Себастьян ничего не ответил. Он был тихим пациентом и целый день лежал с открытыми глазами. Он, казалось, точно ждал чего-то. Впрочем, по мнению соседей и немногих друзей, таково было его обычное состояние. Он ждал долгие годы, пока Дезирэ не выросла и превратилась в женщину. Он угрюмо ждал чего-то в течение первого месяца осады, без увлечения, без комментариев, пожалуй, даже и без надежды. Казалось, что и теперь он ожидает, что ему станет лучше.
– Нет никакого улучшения, – сказал доктор, который мог только мимоходом заглядывать к своим пациентам, так как работал день и ночь. Ему некогда было посидеть и поболтать, как хотело того его доброе сердце, ибо он знал Дезирэ с детства.
Наступила Масленица, и улицы заполнились шумной праздничной толпой. Неаполитанцы и прочие южане приготовились к карнавалу, и губернатор не отказал им в их ежегодной привилегии. Они сколотили высокую повозку в одном из дворов Мариенкирха и, видя, что она не может пройти под древней аркой на улицу, снесли благочестивое сооружение прошлых поколений.
Крики этих людей глухо доносились сквозь двойные рамы, но Себастьян не осведомился о том, что они означают. На Дезирэ напало утомление – результат жизни без воздуха, без достаточной пищи. Она рассеянно прислушивалась к звукам, доносившимся с улицы, по которой мертвые безмолвно направлялись к Оливковым воротам, между тем как живые беззаботно плясали.

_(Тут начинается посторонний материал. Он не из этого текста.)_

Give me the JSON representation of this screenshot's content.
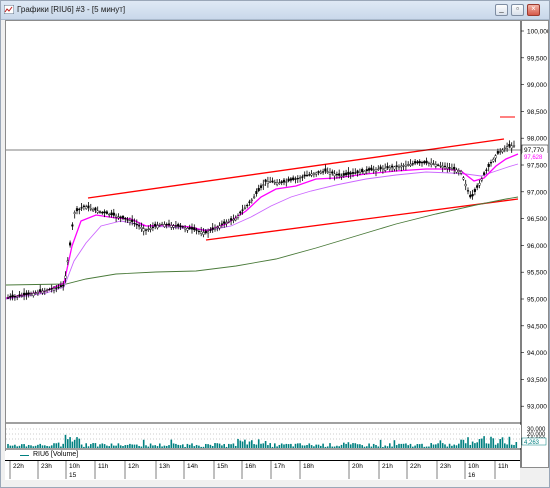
{
  "window": {
    "title": "Графики [RIU6] #3 - [5 минут]",
    "controls": [
      "minimize",
      "restore",
      "close"
    ]
  },
  "price_axis": {
    "labels": [
      "100,000",
      "99,500",
      "99,000",
      "98,500",
      "98,000",
      "97,500",
      "97,000",
      "96,500",
      "96,000",
      "95,500",
      "95,000",
      "94,500",
      "94,000",
      "93,500",
      "93,000"
    ],
    "current_price": "97,770",
    "ma_value": "97,628"
  },
  "volume_axis": {
    "labels": [
      "30,000",
      "20,000",
      "10,000"
    ],
    "current": "4,263"
  },
  "legend": {
    "series_label": "RIU6 [Volume]"
  },
  "time_axis": {
    "labels": [
      "22h",
      "23h",
      "10h",
      "11h",
      "12h",
      "13h",
      "14h",
      "15h",
      "16h",
      "17h",
      "18h",
      "20h",
      "21h",
      "22h",
      "23h",
      "10h",
      "11h"
    ],
    "day_labels": [
      "15",
      "16"
    ]
  },
  "colors": {
    "price_bars": "#000000",
    "ma_fast": "#ff00ff",
    "ma_mid": "#cc66ff",
    "ma_slow": "#4a7a3a",
    "channel": "#ff0000",
    "volume_bars": "#008080",
    "crosshair": "#000000"
  }
}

Наступили сумерки, когда наконец вернулся Барлаш.
– Улицы заполнены шутами, – сказал он.
Не получив никакого ответа, Барлаш, бесшумно ступая, подошел к тому месту, где сидела Дезирэ, и встал перед ней, стараясь заглянуть в лицо. Он нагнулся и до тех пор смотрел на Дезирэ, пока она не перестала скрывать свои заплаканные глаза.
Барлаш сделал гримасу и слегка прищелкнул языком. Затем он подошел к постели. До сих пор он вел себя несколько скованно в комнате больного. Но в этот вечер Барлаш отбросил всякие церемонии и молча сел на стоявший поблизости стул.
Вместе с наступлением сумерек, казалось, тишина в комнате усилилась. Наконец она стала до того удручающей, что Барлаш посмотрел в сторону постели. Дезирэ инстинктивно сделала то же самое.
Они оба встали и ощупью добрались до ложа Себастьяна. Дезирэ нашла кремень и высекла из него искру. Барлаш внимательно следил за Дезирэ, пока она подносила свечку к лицу отца. Ожидание Себастьяна закончилось. Барлашу не требовался свет, чтобы узнать смерть.
С лица Дезирэ он медленно перевел свои блестящие, беспокойные глаза на лицо покойника.
– Ах! – хрипло воскликнул он. – Теперь я вспомнил. Я всегда был уверен, что и раньше видел это лицо. Это было на Place de la Nation в телеге… направляющейся к гильотине. Он, должно быть, спасся, как и многие, случайно или по ошибке.
Барлаш медленно подошел к окну, крепко сжал обеими руками свою растрепанную голову, точно хотел подстегнуть свою память. Затем он обернулся и указал пальцем на покойника.
– Это французский дворянин, – произнес он, – один из знатнейших. И вся Франция считает его умершим двадцать лет тому назад. И я не могу вспомнить его имени… Господи Боже мой!.. Не могу вспомнить его имени.